Military vets not a 'political issue'

2011-08-17 21:41
Cape Town - Deputy Defence Minister Thabang Makwetla on Wednesday called for the issue of benefits for military veterans to be separated from the constituency's role in the ANC's last leadership battle in 2007.

"Whether Jacob Zuma became ANC leader at Polokwane or not, this problem was always going to come back to haunt us," Makwetla, himself an MK veteran, said.

Makwetla was responding to accusations by the political opposition that the military veterans bill passed by the National Assembly this week was politically motivated and potentially incendiary because it promised benefits the state could not afford to some 57 000 veterans.

A controversy around the costing of the bill has plagued it since its inception when, in an unprecedented step, it was submitted without Cabinet being briefed about the financial implications.

Makwetla said the department had permission from Cabinet to proceed while it tackled the time consuming task of validating an eight-year old database of veterans.

Unrealistic

Under pressure from lawmakers, defence officials subsequently released an Alex Forbes estimate of R65bn, which Makwetla described as unrealistic because it was arrived at through corporate methodology.

"No government department can work on such a logic. That is not a budget," he said, adding that the figure was aimed at providing full benefits to all veterans for the rest of their lives.

Ultimately, Cabinet approved R1.6bn over the three-year medium term expenditure period for implementing the first stages of the benefits system for needy veterans of the South African Defence Force, the armed liberation movements, and the defunct Bantustan armies.

He said the money would be used to start rolling out benefits that the state could logistically manage as soon as the bill became law.

"There are benefits which we are going to implement because they are easy to do, others are going to require that we get the machinery, in some case at provincial level, in place."

Health care would be among the first benefits the department would provide to veterans because the military had the facilities to do so, and this in fact began a few months ago, he said.

Burying veterans who die destitute was another service the state could proceed with as soon as the bill became law, but transport benefits would take far longer to implement.

The phase-in helped to reduce the cost estimate but the controversy has refused to go away and dominated the debate on the bill in the National Assembly.

It saw an angry exchange between Makwetla and David Maynier from the DA, the only party that voted against the measure.

Scary figure

The deputy minister said Maynier questioned both the costing of the bill and the question of who would benefit because the bill does not appeal to the DA's "mainly white middle class constituency".

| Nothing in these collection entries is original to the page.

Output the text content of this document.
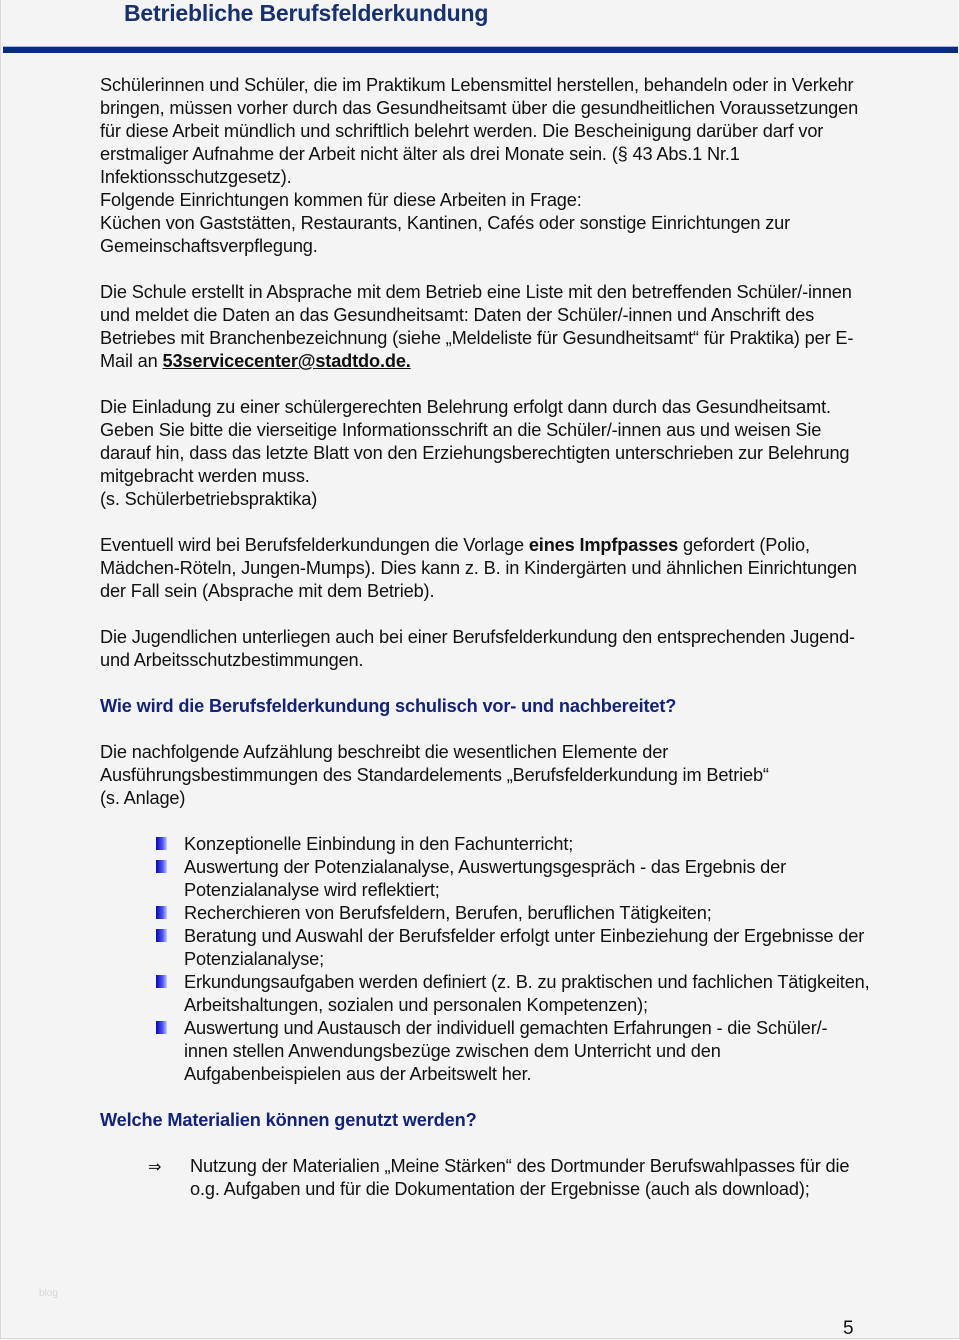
Betriebliche Berufsfelderkundung

Schülerinnen und Schüler, die im Praktikum Lebensmittel herstellen, behandeln oder in Verkehr bringen, müssen vorher durch das Gesundheitsamt über die gesundheitlichen Voraussetzungen für diese Arbeit mündlich und schriftlich belehrt werden. Die Bescheinigung darüber darf vor erstmaliger Aufnahme der Arbeit nicht älter als drei Monate sein. (§ 43 Abs.1 Nr.1 Infektionsschutzgesetz).

Folgende Einrichtungen kommen für diese Arbeiten in Frage:

Küchen von Gaststätten, Restaurants, Kantinen, Cafés oder sonstige Einrichtungen zur Gemeinschaftsverpflegung.

Die Schule erstellt in Absprache mit dem Betrieb eine Liste mit den betreffenden Schüler/-innen und meldet die Daten an das Gesundheitsamt: Daten der Schüler/-innen und Anschrift des Betriebes mit Branchenbezeichnung (siehe „Meldeliste für Gesundheitsamt“ für Praktika) per E-Mail an 53servicecenter@stadtdo.de.

Die Einladung zu einer schülergerechten Belehrung erfolgt dann durch das Gesundheitsamt. Geben Sie bitte die vierseitige Informationsschrift an die Schüler/-innen aus und weisen Sie darauf hin, dass das letzte Blatt von den Erziehungsberechtigten unterschrieben zur Belehrung mitgebracht werden muss.
(s. Schülerbetriebspraktika)

Eventuell wird bei Berufsfelderkundungen die Vorlage eines Impfpasses gefordert (Polio, Mädchen-Röteln, Jungen-Mumps). Dies kann z. B. in Kindergärten und ähnlichen Einrichtungen der Fall sein (Absprache mit dem Betrieb).

Die Jugendlichen unterliegen auch bei einer Berufsfelderkundung den entsprechenden Jugend- und Arbeitsschutzbestimmungen.

Wie wird die Berufsfelderkundung schulisch vor- und nachbereitet?

Die nachfolgende Aufzählung beschreibt die wesentlichen Elemente der Ausführungsbestimmungen des Standardelements „Berufsfelderkundung im Betrieb“
(s. Anlage)

Konzeptionelle Einbindung in den Fachunterricht;
Auswertung der Potenzialanalyse, Auswertungsgespräch - das Ergebnis der Potenzialanalyse wird reflektiert;
Recherchieren von Berufsfeldern, Berufen, beruflichen Tätigkeiten;
Beratung und Auswahl der Berufsfelder erfolgt unter Einbeziehung der Ergebnisse der Potenzialanalyse;
Erkundungsaufgaben werden definiert (z. B. zu praktischen und fachlichen Tätigkeiten, Arbeitshaltungen, sozialen und personalen Kompetenzen);
Auswertung und Austausch der individuell gemachten Erfahrungen - die Schüler/-innen stellen Anwendungsbezüge zwischen dem Unterricht und den Aufgabenbeispielen aus der Arbeitswelt her.
Welche Materialien können genutzt werden?
⇒ Nutzung der Materialien „Meine Stärken“ des Dortmunder Berufswahlpasses für die o.g. Aufgaben und für die Dokumentation der Ergebnisse (auch als download);
blog
5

"R65bn was a scary figure. But R1.6bn is not, so he has to say it is suspect."

He dismissed Maynier's warnings that the number of beneficiaries could be as high as 850 000, saying the collation of figures was "more or less completed" and remained close to 57 000.

Makwetla insisted that the bill was aimed at "black and white", statutory and non-statutory combatants who found themselves in distress, but not at white SADF conscripts who went on to pursue successful careers after two years of military service.

Their exclusion has contributed to the bill being seen as a reward for veterans of the ANC's armed wing Umkhonto we Sizwe whose support was crucial in Zuma's accession to the party's presidency.

Makwetla said there were those of all races who did not become part of the post-apartheid armed forces and found themselves in need, but most would be black because payouts for former Apla and Umkhonto we Siswe fighters were smaller than severance packages for SADF soldiers.

"I got R23 000 for 14 years in MK," he said to illustrate the point, before hastily adding that he did not want "to personalise the issue".

He said the department's next task was to get all listed veterans to "come in and give us their details" so that it could collate an electronic database that spells out who needs what.

It will also determine who passes the means test to qualify for benefits. The threshold will be set out in ministerial regulations to be brought to Parliament after the bill is enacted.